Released from prison four years after confessing to a murder she didn't commit, Laverne Pavlinac sat down to dinner with her family and laughed at the simple pleasures she was rediscovering.
"Just being away from there, it's kind of dreamlike," Pavlinac said Monday night, just hours after being released. "Maybe tomorrow I'll wake up and realize that it really happened. It's been a long time."Pavlinac, 62, and her former boyfriend, John Sosnovske, 42, were freed two months after Keith Hunter Jesperson confessed to the strangling of Taunja Bennett.
Jesperson was convicted of the murder on Nov. 2. He was nicknamed the Happy Face Killer for the smiley faces he drew on letters claiming responsibility for eight killings.
Pavlinac had confessed to helping kill Bennett in 1990, then recanted, testifying that she had lied in an attempt to escape her abusive relationship with Sosnovske.
She was convicted anyway and sentenced to life in prison after jurors heard her taped confession. Sosnovske pleaded no contest to murder to avoid the death penalty and also got life.
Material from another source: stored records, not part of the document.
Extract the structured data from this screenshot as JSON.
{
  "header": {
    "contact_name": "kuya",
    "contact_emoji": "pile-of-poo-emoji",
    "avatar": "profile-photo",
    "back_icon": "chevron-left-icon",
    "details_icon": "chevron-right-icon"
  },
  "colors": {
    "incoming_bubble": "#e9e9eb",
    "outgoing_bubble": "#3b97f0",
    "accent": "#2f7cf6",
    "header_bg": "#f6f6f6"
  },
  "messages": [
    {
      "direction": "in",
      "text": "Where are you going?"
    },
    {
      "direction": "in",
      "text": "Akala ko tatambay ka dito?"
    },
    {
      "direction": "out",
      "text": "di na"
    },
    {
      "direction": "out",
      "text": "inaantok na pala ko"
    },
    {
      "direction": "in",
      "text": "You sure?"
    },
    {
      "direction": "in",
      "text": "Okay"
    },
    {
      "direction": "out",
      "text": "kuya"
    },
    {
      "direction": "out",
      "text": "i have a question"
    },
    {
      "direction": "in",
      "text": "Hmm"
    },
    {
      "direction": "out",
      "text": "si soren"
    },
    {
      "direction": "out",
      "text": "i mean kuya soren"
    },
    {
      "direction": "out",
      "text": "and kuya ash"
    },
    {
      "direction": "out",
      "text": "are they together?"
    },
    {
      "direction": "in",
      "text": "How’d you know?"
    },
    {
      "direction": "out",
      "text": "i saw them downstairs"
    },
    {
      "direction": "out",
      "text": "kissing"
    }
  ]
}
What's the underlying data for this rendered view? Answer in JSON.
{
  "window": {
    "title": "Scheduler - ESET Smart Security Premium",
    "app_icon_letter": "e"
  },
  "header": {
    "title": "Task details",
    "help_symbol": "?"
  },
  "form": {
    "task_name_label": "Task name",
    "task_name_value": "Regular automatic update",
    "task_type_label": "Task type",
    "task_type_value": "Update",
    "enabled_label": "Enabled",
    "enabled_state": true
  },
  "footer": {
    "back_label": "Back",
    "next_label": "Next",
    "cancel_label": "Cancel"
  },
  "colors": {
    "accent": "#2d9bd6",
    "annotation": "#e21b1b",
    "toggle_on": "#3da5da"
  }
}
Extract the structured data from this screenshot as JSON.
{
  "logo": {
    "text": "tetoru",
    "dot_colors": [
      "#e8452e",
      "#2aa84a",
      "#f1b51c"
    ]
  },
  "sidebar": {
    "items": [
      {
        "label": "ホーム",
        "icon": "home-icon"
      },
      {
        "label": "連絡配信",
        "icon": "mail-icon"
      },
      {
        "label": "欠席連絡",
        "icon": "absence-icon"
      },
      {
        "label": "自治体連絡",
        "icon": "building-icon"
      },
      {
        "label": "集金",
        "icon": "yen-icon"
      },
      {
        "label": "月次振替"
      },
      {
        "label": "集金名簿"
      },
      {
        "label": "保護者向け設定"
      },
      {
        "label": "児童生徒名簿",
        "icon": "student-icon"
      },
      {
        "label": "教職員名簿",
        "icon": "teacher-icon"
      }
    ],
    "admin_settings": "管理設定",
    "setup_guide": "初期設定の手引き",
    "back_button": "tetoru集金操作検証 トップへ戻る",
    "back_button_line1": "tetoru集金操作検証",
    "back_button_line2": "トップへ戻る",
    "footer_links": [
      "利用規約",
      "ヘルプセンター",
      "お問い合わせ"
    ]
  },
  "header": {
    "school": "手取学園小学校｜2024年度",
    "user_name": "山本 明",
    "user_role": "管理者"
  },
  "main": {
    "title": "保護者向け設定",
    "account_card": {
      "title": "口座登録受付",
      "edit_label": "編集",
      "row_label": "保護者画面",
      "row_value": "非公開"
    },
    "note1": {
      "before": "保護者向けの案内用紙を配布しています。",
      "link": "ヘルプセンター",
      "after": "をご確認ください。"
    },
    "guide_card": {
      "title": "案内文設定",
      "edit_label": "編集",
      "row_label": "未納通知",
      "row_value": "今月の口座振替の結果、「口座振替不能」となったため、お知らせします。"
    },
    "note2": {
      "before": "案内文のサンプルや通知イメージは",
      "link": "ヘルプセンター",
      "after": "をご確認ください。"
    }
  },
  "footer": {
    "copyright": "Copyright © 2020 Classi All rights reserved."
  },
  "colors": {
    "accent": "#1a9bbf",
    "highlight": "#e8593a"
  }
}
Jesperson, who claimed responsibility after his arrest earlier this year, said he cried with joy upon learning they were free.
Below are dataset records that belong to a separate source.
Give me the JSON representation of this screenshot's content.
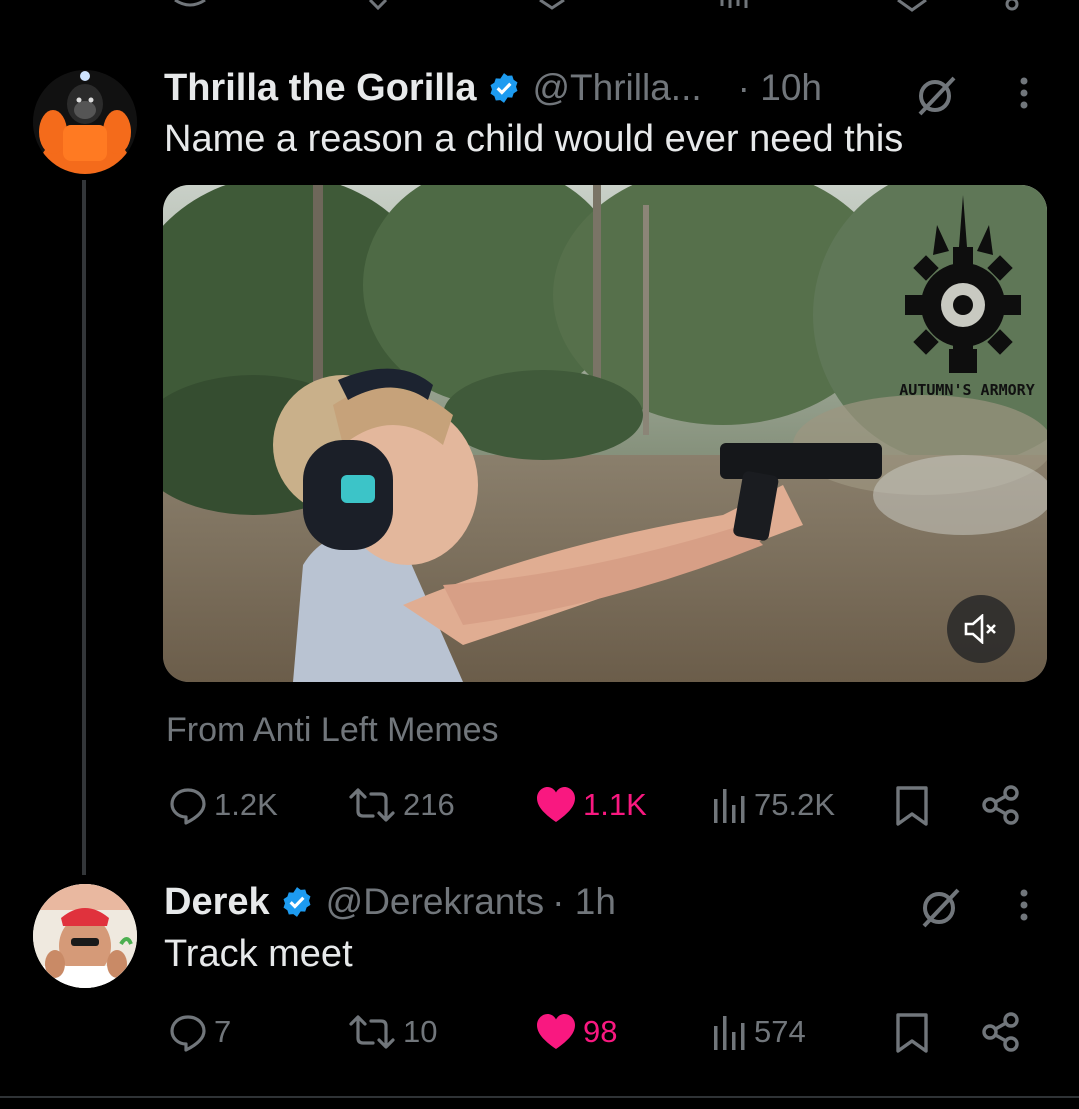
{
  "tweet": {
    "author_name": "Thrilla the Gorilla",
    "handle": "@Thrilla...",
    "time": "· 10h",
    "text": "Name a reason a child would ever need this",
    "source": "From Anti Left Memes",
    "video_watermark": "AUTUMN'S ARMORY",
    "stats": {
      "replies": "1.2K",
      "reposts": "216",
      "likes": "1.1K",
      "views": "75.2K"
    }
  },
  "reply": {
    "author_name": "Derek",
    "handle": "@Derekrants",
    "time": "· 1h",
    "text": "Track meet",
    "stats": {
      "replies": "7",
      "reposts": "10",
      "likes": "98",
      "views": "574"
    }
  },
  "colors": {
    "verified": "#1d9bf0",
    "like": "#f91880",
    "muted": "#71767b",
    "text": "#e7e9ea",
    "background": "#000000"
  }
}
"I lost total composure. I was just very overjoyed," Jesperson told KOIN-TV in an interview from Clark County Jail. "God bless them. They finally got out. They needed to get out."
Prosecutors joined the effort to free Pavlinac and Sosnovske after Jesperson led authorities to the victim's purse.
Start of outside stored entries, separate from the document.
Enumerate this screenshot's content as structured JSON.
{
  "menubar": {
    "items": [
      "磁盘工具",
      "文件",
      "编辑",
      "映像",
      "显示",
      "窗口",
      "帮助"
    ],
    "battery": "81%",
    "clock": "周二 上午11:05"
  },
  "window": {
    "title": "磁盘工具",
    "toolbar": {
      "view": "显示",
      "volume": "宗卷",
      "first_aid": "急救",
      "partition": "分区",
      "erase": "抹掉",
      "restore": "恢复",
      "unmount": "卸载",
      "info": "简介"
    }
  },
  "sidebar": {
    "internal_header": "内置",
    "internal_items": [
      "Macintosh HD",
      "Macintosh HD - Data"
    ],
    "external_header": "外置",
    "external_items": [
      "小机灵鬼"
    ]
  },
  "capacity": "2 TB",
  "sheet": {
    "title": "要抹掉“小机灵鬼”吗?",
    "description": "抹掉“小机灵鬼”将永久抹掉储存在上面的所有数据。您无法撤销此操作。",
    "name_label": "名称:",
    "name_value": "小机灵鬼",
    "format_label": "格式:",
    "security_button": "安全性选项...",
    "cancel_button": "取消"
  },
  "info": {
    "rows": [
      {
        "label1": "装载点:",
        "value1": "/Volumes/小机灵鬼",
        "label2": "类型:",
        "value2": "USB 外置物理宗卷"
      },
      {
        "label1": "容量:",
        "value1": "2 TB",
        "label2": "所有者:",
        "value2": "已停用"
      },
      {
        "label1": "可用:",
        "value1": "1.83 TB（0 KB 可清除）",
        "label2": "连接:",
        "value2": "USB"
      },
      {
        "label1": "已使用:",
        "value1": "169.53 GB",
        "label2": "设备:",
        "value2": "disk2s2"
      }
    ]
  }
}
Despite Jesperson's confession, a judge didn't release Pavlinac and Sosnovske. Last month, days before Jesperson's conviction, the judge said he needed more evidence and that Jesperson's involvement didn't necessarily absolve Pavlinac and Sosnovske.
On Monday, the judge finally set aside the convictions of Sosnovske and Pavlinac, saying Sosnovske's civil rights had been violated because of Pavlinac's lies.